Justice Scalia writing for the 5-member majority found that manufacturers bear no liability for the design of the vaccine, once the FDA approves it. Justice Sotomayor, writing for the minority, argued that the decision "leaves a regulatory vacuum in which no one ensures that vaccine manufacturers adequately take account of scientific and technological advancement when designing or distributing their products."
FDA approval of drugs is inadequate in determining their actual safety. Their decision based on clinical testing often differs significantly from real-world use; that is why the FDA conducts "post-market" surveillance of medications. Some legal scholars agreeing with Justice Sotomayor feel manufacturers have no financial incentive to develop a better product, only an unenforceable civic responsibility - corporate social responsibility. "If consumers cannot sue firms for product liability, the only barrier to sales is regulatory approval."
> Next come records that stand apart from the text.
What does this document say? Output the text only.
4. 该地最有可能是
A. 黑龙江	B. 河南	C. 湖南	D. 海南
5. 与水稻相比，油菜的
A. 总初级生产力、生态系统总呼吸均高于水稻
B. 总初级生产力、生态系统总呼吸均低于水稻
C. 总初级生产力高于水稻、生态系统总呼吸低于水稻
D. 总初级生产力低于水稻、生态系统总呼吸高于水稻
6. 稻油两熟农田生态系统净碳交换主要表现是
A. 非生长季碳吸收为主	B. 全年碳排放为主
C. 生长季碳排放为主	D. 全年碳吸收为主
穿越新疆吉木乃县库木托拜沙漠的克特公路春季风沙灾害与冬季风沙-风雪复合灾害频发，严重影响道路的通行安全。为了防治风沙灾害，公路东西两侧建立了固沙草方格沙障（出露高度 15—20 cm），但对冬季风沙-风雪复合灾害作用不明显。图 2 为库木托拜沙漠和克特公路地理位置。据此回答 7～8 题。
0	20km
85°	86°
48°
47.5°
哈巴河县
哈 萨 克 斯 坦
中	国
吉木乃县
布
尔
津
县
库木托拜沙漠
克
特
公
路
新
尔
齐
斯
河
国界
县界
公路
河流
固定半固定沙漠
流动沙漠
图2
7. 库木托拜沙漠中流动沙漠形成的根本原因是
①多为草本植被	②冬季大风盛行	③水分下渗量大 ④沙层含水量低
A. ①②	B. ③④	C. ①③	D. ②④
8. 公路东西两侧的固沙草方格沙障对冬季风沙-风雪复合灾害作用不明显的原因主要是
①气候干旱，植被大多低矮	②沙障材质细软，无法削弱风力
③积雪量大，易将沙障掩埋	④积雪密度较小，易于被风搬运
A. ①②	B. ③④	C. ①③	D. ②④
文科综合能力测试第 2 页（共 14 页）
The European Union follows a different path
The European Court of Justice, the EU version of our Supreme Court, provides interpretations for EU member Courts. They felt that requiring scientific proof of causality was too high a burden "for a fair apportionment of the risks." Causality required simply biologic and temporal plausibility. Courts could consider "serious, specific, and consistent presumptions capable of proving the defect in the vaccine and the existence of a causal relationship," even if the science was undecided, even a consensus was unnecessary.
There was a lot of pushback from the scientific community over that ruling, including that of our occasional contributor, Dr. Paul Offit. The thrust of their decision tilted the playing field towards the patient, and scientific proof was not required as it is in US Courts.
But our world is increasingly interconnected. Several vaccines in use across the globe could now face design defect litigation in the EU. Modification of these vaccines to meet EU requirements might well be echoed globally, just as their more stringent privacy laws ripple into the new terms of service agreements in the US.
The PREP Act
When the Secretary of Health and Human Services authorizes a public health emergency, as was done with the Ebola virus and the 2009 H1N1 virus, and as some public voices might desire in the face of the Covid-19, it activates the Public Readiness and Emergency Preparedness Act. It provides a tort "shield" for medical personnel, manufacturers of vaccines, and other public health countermeasures not covered by the Vaccine Act. Like the vaccine act it involves mediation, a shortened statute of limitations and is own, Countermeasures Table. The only exceptions are cases where the plaintiff can demonstrate "willful misconduct" on the part of the manufacturer – a higher bar perhaps than demonstrating science-based causality. For some legal scholars, PREP provides less consumer protection and more manufacturer protection than does the Vaccine Act.
I return to my original question if corporations are not willing to help when necessary, should they be afforded special protection?
 A tort is a wrongful act, through negligence, or intention, that injures another party. Most medical malpractice involves torts.
 Today's current pertussis vaccine is made from acellular elements with far fewer side effects, although it also appears to be slightly less effective.
 The low levels of compensation make it difficult for claimants to find representation, much as patients utilizing Medicaid find it challenging to see physicians.